Why Does the Pharma Market Fear Clinton?

This is not the first time Clinton has impacted the pharmaceutical sector. Back in the Nineties when her husband Bill Clinton was elected as the US President, Hillary Clinton attempted to introduce a new healthcare system in the US in which the Government could control the drug prices.

“The whole sector fell 50% in value in the two months after they announced their proposal. Two months later the government conceded it would be too difficult to implement. Share prices went back up again but people remember her impact,” Janson explained.

Biotech Offers Investment Growth

Biotech is a sector driven by raw innovation, delivering sustainable growth in the market, both Pinninger and Janson agree. “It is a good sector for the next 20 years,” Janson said.

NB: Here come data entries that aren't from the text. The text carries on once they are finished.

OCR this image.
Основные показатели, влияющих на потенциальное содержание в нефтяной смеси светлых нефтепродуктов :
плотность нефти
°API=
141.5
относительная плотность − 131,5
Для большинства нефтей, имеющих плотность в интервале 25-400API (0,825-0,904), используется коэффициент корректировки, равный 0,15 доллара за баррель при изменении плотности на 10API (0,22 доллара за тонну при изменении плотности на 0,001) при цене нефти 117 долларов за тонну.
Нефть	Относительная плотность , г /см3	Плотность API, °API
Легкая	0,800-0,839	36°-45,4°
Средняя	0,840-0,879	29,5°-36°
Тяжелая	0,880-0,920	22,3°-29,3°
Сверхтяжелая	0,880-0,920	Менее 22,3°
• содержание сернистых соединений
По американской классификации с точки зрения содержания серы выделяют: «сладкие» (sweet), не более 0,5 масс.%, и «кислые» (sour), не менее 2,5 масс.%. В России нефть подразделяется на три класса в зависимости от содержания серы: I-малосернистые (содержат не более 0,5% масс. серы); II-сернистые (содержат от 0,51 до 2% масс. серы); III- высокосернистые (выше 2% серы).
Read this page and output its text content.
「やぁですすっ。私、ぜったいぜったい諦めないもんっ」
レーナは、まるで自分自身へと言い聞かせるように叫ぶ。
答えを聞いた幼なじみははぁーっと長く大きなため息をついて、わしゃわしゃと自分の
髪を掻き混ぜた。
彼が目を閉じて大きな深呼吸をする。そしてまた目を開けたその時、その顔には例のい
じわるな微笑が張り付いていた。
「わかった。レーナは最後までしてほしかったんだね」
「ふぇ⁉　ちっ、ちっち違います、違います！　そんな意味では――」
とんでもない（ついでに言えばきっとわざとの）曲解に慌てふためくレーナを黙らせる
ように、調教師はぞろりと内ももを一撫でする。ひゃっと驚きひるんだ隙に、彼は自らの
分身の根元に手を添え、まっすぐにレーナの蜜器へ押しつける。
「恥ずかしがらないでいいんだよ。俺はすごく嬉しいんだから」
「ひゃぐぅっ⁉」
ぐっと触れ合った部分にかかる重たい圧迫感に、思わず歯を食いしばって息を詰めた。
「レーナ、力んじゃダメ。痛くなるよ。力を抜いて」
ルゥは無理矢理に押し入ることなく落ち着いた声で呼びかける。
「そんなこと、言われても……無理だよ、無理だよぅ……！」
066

From the demand side, there is a steady growth due to the demographic shift in the average age of developed market populations.

“Innovation comes from better understanding of how to treat people and how to make those drugs work. There is a dramatic increase in knowledge over the last 20 years,” Janson added.

Pinniger echoed Janson’s views, saying that the huge wave of merger and acquisition activities recently reflects the growth potential in the market.

“The huge amount of M&A at the moment reflects that there are innovation and creativity found continuously on drug developments among small companies in the industry, and large companies continue to look at innovation externally,” said Pinniger.

“We see big pharma companies buying smaller companies that can drive their businesses going through.” he said.